C’est trop facile de ne mettre en cause que les populistes.

Les institutions européennes, les personnalités politiques qui se sont succédées à la tête des différents gouvernements de chaque pays ces dernières années, ne devraient-elles pas se remettre en question tant au niveau de leurs priorités que de leur communication pour permettre à l’Europe de se renforcer ?

Et comment qu’elles doivent se remettre en question ! C’est tout le thème de l’Acte V de « Looking for Europe ». L’auteur de la pièce, pour être complètement honnête avec vous, les vire tous. Et il les remplace par des grands anciens, des grands ancêtres, des maîtres du passé, donc des morts - mais des morts qui lui semblent tout à coup, dans son délire final, plus vivants que les vivants. C’est l’autre thème de la pièce. Cette recomposition du gouvernement de l’Europe. Ce rappel des grands fantômes qui ont fait son âme et sa chair. Et, en effet, la disqualification de toutes celles et tous ceux qui, sous nos yeux, ont laissé choir l’étendard dont ils avaient la charge. Et l’espérance dont ils étaient les responsables. Car c’est trop facile de ne mettre en cause que les populistes. Et trop facile de ne mettre en cause que les europhobes. Il y a un vrai problème. C’est la défaillance des amis de l’Europe. C’est le découragement, la grande lassitude pour parler comme Husserl, de ceux-là mêmes qui auraient du se faire les hérauts les plus ardents l’Union européenne. Cela aussi la pièce le dit. Et, je peux vous l’assurer, sans concession. 

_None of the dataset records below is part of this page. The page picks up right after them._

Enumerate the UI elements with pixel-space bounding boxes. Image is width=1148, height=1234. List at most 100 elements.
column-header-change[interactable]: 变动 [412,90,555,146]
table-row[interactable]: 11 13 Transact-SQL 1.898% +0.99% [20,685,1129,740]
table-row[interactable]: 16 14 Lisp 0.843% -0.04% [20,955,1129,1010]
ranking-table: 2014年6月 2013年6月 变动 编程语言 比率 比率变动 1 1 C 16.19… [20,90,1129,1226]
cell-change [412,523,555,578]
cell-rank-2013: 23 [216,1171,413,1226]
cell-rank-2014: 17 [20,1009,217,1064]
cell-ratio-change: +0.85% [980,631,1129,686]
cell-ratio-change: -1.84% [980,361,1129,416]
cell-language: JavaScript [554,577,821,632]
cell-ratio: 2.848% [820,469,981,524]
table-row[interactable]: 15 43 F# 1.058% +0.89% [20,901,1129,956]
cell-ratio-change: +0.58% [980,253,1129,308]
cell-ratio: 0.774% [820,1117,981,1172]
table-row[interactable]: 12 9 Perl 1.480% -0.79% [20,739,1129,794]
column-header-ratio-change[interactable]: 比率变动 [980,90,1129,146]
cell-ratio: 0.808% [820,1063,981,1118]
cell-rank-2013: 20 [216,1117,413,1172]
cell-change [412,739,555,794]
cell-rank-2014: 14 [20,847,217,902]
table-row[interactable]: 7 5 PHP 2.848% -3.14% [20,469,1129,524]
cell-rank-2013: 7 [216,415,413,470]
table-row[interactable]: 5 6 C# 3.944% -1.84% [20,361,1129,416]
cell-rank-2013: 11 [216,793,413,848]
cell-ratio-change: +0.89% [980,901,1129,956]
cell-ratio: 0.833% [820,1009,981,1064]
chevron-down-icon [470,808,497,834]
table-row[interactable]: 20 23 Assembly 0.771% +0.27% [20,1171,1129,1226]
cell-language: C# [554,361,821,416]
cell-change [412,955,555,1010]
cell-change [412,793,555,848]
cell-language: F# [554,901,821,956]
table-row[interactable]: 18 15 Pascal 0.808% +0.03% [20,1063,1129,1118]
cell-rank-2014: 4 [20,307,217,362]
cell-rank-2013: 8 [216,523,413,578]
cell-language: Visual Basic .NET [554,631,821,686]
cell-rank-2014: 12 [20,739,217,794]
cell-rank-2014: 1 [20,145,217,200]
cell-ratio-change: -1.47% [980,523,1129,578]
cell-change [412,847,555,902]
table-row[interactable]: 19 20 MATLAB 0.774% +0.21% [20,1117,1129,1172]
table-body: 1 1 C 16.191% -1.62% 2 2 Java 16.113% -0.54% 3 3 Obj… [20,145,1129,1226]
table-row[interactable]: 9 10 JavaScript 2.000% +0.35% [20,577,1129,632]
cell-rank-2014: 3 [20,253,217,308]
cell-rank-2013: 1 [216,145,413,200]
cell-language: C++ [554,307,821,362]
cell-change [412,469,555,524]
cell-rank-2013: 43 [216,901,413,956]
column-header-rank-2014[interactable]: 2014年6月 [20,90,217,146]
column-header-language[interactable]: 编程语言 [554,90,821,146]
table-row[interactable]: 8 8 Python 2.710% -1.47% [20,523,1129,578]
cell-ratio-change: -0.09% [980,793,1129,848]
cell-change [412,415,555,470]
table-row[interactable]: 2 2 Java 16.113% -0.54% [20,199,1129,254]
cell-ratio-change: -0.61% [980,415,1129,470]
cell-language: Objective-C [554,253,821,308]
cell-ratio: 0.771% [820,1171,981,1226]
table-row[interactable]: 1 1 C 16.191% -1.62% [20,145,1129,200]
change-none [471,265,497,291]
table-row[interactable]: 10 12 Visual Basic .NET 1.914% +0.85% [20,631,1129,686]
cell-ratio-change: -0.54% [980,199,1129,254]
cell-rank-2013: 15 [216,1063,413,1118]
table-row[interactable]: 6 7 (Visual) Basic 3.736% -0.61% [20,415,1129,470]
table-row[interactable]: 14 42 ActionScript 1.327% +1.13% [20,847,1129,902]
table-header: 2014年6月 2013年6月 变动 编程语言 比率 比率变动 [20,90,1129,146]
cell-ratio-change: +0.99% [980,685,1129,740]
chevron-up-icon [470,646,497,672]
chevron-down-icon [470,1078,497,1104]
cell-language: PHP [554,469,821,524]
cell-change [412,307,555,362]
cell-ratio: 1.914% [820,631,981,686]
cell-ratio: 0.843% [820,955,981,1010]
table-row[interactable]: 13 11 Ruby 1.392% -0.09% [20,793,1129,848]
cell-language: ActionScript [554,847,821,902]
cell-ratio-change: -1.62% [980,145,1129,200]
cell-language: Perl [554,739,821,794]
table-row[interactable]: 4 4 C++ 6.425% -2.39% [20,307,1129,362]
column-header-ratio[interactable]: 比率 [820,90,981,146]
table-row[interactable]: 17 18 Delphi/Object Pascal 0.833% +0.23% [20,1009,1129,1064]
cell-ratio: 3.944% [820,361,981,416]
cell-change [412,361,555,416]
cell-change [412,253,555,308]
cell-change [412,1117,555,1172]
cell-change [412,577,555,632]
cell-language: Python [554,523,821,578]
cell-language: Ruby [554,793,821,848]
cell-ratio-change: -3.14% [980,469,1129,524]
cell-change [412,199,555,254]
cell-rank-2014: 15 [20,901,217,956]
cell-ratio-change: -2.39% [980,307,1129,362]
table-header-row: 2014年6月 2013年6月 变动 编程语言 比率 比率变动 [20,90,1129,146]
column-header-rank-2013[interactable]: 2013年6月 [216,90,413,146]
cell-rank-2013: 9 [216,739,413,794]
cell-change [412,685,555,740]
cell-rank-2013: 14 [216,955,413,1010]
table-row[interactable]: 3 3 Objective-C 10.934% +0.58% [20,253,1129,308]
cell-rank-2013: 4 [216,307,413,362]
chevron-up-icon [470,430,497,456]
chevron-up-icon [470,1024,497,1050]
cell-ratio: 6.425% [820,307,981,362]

Que penseraient les Pères fondateurs de ce qu’est devenue l’Europe et de ce qu’il se passe actuellement?

Ils seraient consternés. Mais vous verrez. Ils sont là au Vème acte de la pièce. Ils sont là, dans les toutes dernières minutes. Sur la scène. Avec moi. Ils parlent à travers ma bouche. Je les ventriloquise. Et je fais entendre, oui, vous avez raison, leur déception, leur amertume et leur colère. Mais, en même temps, leur volonté de reprendre le gouvernail. Car c’est cela qu’il se passe dans « Looking for Europe ». Vous allez découvrir cela. Les pères fondateurs qui reprennent les commandes de l’Europe.

 


Bernard-Henri Lévy en tournée dans toute l'Europe avec sa pièce "Looking for Europe"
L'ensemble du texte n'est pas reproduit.